How to make a toddler to behave

Published September 16, 2014 by teacher dahl

deal

Each child is different, but sometimes, there are tricks that work better than others. Here are some discipline strategies other Pinay moms and I used that might work for you too.

1. Do not give in
My daughter could scream like a pig being slaughtered, but I would steadily chant in my head, “Be strong. Be strong. Be strong.” The moment she cried to get something, we took it away. We didn’t want her to equate the tantrum with getting her way.
Treena Ongking realized the same thing when her toddler Carlo would not pack away. She stopped doing it for him and told him he couldn’t take out more toys until his toys were stored. “It didn’t work at first,” she says. “I’d have to run and block Carlo from opening the cabinet. I encountered lots of tears. And there was a time when my husband came home from work to find wooden blocks and alphabet magnets all over. I told him that he shouldn’t pick up any of the toys because Carlo, by this time, had figured out that if he stalled long enough, his papa would end up tidying the mess.”

2. Distract your toddler
When Michelle Aujero-Trenfield’s daughter would misbehave, she tried to reason with her, but learned that it didn’t work. “So the strategy I employed was distraction,” she says. “She used to really enjoy pulling our beagle’s tail. So whenever she would do it, I would say ‘no’ in a stern voice and distract her with another activity like running around or playing ball. When she did have meltdowns, either her dad or I would just give her a cuddle and try and distract her.”

3. Save the talk for when they are calm
“In the heat of the moment, reasoning will not work,” says Tricel de Guzman. “Instead, I leave my daughter in her room for a moment, telling her that I will wait until she’s calm and ready. When she has calmed down, that’s the time I talk to her.”

4. Get away from the crowd
When your toddler is acting up, an audience will be your downfall. I learned early on that I needed to get away from the scene of the crime and take my toddler some place quiet where she could finish her tantrum in peace—away from judging eyes.

5. Model proper behavior
“I find that the best way to correct behavior is to model it to your child,” says Michelle. “My daughter says please and thank you a lot, but it always frustrated me that she never said (or wanted to say!) sorry. Then we realized that it was because we hardly said it. So my husband and I started saying sorry and before long, she started doing it as well.”

6. Be consistent
Tricel says no matter how tempting it is to “let this one slide,” the behavior you are trying to instill will not become a habit if your child thinks you aren’t serious about your rules. So grit your teeth and stay consistent!

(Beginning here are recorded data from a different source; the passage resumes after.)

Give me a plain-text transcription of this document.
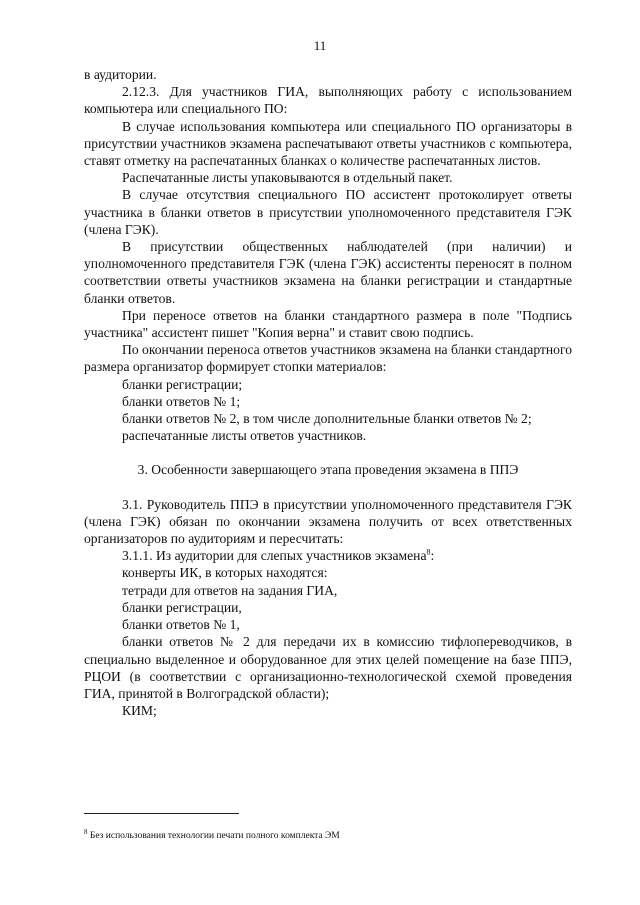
11

в аудитории.

2.12.3. Для участников ГИА, выполняющих работу с использованием компьютера или специального ПО:

В случае использования компьютера или специального ПО организаторы в присутствии участников экзамена распечатывают ответы участников с компьютера, ставят отметку на распечатанных бланках о количестве распечатанных листов.

Распечатанные листы упаковываются в отдельный пакет.

В случае отсутствия специального ПО ассистент протоколирует ответы участника в бланки ответов в присутствии уполномоченного представителя ГЭК (члена ГЭК).

В присутствии общественных наблюдателей (при наличии) и уполномоченного представителя ГЭК (члена ГЭК) ассистенты переносят в полном соответствии ответы участников экзамена на бланки регистрации и стандартные бланки ответов.

При переносе ответов на бланки стандартного размера в поле "Подпись участника" ассистент пишет "Копия верна" и ставит свою подпись.

По окончании переноса ответов участников экзамена на бланки стандартного размера организатор формирует стопки материалов:

бланки регистрации;

бланки ответов № 1;

бланки ответов № 2, в том числе дополнительные бланки ответов № 2;

распечатанные листы ответов участников.

3. Особенности завершающего этапа проведения экзамена в ППЭ

3.1. Руководитель ППЭ в присутствии уполномоченного представителя ГЭК (члена ГЭК) обязан по окончании экзамена получить от всех ответственных организаторов по аудиториям и пересчитать:

3.1.1. Из аудитории для слепых участников экзамена$^8$:

конверты ИК, в которых находятся:

тетради для ответов на задания ГИА,

бланки регистрации,

бланки ответов № 1,

бланки ответов № 2 для передачи их в комиссию тифлопереводчиков, в специально выделенное и оборудованное для этих целей помещение на базе ППЭ, РЦОИ (в соответствии с организационно-технологической схемой проведения ГИА, принятой в Волгоградской области);

КИМ;

$^8$ Без использования технологии печати полного комплекта ЭМ
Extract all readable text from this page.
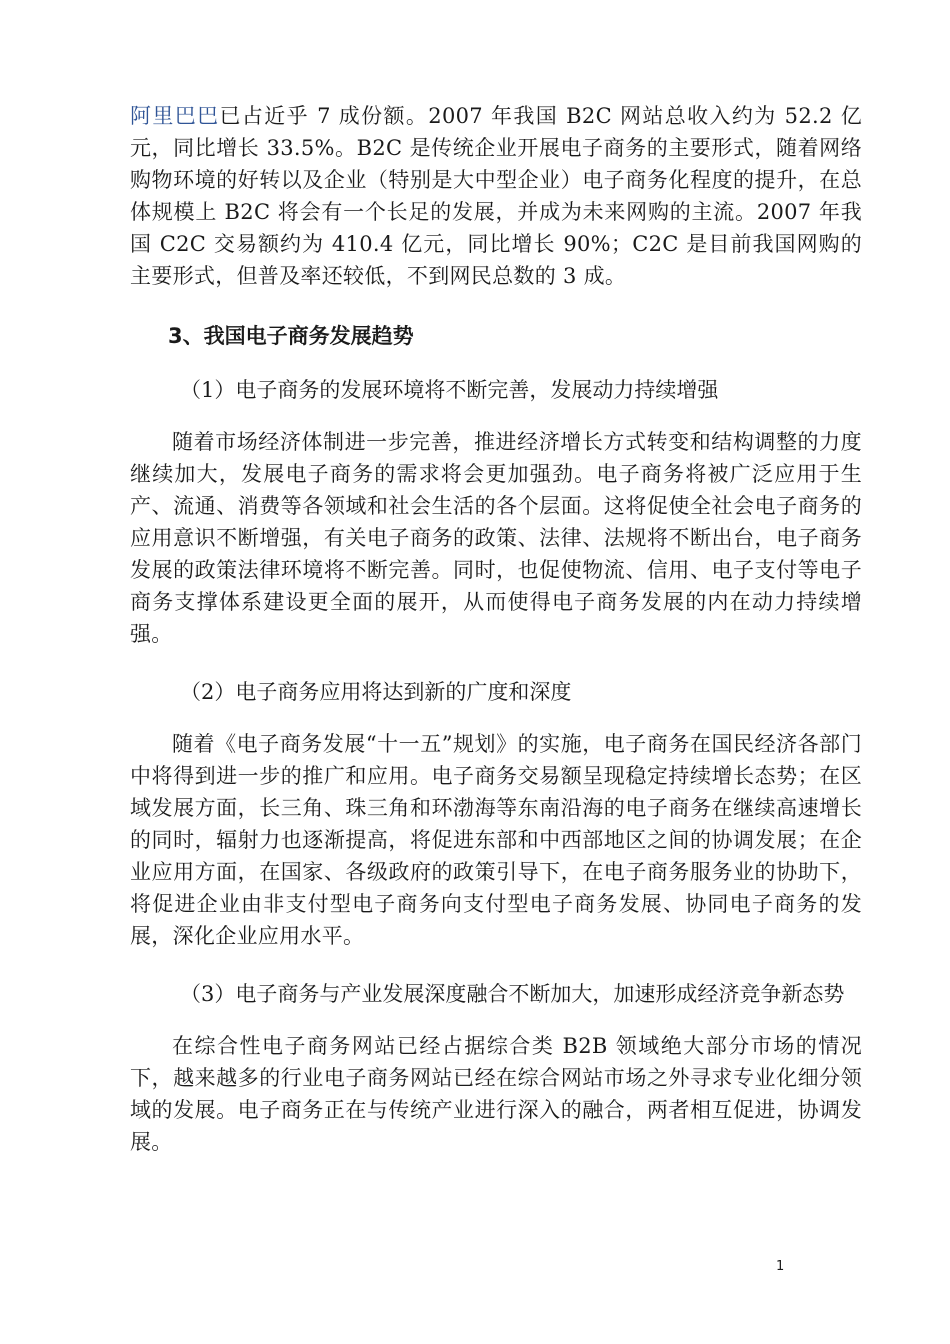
阿里巴巴已占近乎 7 成份额。2007 年我国 B2C 网站总收入约为 52.2 亿元，同比增长 33.5%。B2C 是传统企业开展电子商务的主要形式，随着网络购物环境的好转以及企业（特别是大中型企业）电子商务化程度的提升，在总体规模上 B2C 将会有一个长足的发展，并成为未来网购的主流。2007 年我国 C2C 交易额约为 410.4 亿元，同比增长 90%；C2C 是目前我国网购的主要形式，但普及率还较低，不到网民总数的 3 成。

3、我国电子商务发展趋势

（1）电子商务的发展环境将不断完善，发展动力持续增强

随着市场经济体制进一步完善，推进经济增长方式转变和结构调整的力度继续加大，发展电子商务的需求将会更加强劲。电子商务将被广泛应用于生产、流通、消费等各领域和社会生活的各个层面。这将促使全社会电子商务的应用意识不断增强，有关电子商务的政策、法律、法规将不断出台，电子商务发展的政策法律环境将不断完善。同时，也促使物流、信用、电子支付等电子商务支撑体系建设更全面的展开，从而使得电子商务发展的内在动力持续增强。

（2）电子商务应用将达到新的广度和深度

随着《电子商务发展“十一五”规划》的实施，电子商务在国民经济各部门中将得到进一步的推广和应用。电子商务交易额呈现稳定持续增长态势；在区域发展方面，长三角、珠三角和环渤海等东南沿海的电子商务在继续高速增长的同时，辐射力也逐渐提高，将促进东部和中西部地区之间的协调发展；在企业应用方面，在国家、各级政府的政策引导下，在电子商务服务业的协助下，将促进企业由非支付型电子商务向支付型电子商务发展、协同电子商务的发展，深化企业应用水平。

（3）电子商务与产业发展深度融合不断加大，加速形成经济竞争新态势

在综合性电子商务网站已经占据综合类 B2B 领域绝大部分市场的情况下，越来越多的行业电子商务网站已经在综合网站市场之外寻求专业化细分领域的发展。电子商务正在与传统产业进行深入的融合，两者相互促进，协调发展。

1
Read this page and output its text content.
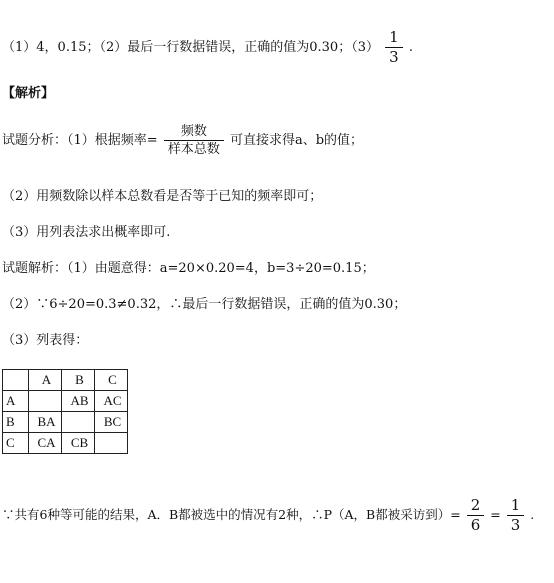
（1）4，0.15；（2）最后一行数据错误，正确的值为0.30；$(3) \frac{1}{3}$ .
【解析】
试题分析：（1）根据频率= $\frac{\text{频数}}{\text{样本总数}}$ 可直接求得a、b的值；
（2）用频数除以样本总数看是否等于已知的频率即可；
（3）用列表法求出概率即可.
试题解析：（1）由题意得：a=20×0.20=4，b=3÷20=0.15；
（2）∵6÷20=0.3≠0.32，∴最后一行数据错误，正确的值为0.30；
（3）列表得：
	A	B	C
A		AB	AC
B	BA		BC
C	CA	CB	
∵共有6种等可能的结果，A．B都被选中的情况有2种，∴P（A，B都被采访到）= $\frac{2}{6} = \frac{1}{3}$ .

7. Reward good behavior and give consequences for undesirable ones
“As we all know, toddlers take forever to eat,” says Mitzi Benares-Nguyen. “I eventually came up with this rule: No snacks for the rest of the day if you don’t finish your lunch, and for dinner, no prize. This prize is usually a small cookie or anything sweet (chocolates are not allowed at night). So far, so good. When they complain about not wanting to finish their food, I remind them of my rules, then they stuff their mouths with a big subo.”

8. Turn it into a game!
Packing away doesn’t have to be a chore. You can sing a pack away song or you can put a basketball hoop above a hamper or toy container and have them shoot their toys and clothes in. You just need a little more creativity, but in the end, you’ll be less stressed and will face less tears.

So, parents, what discipline strategies work for you?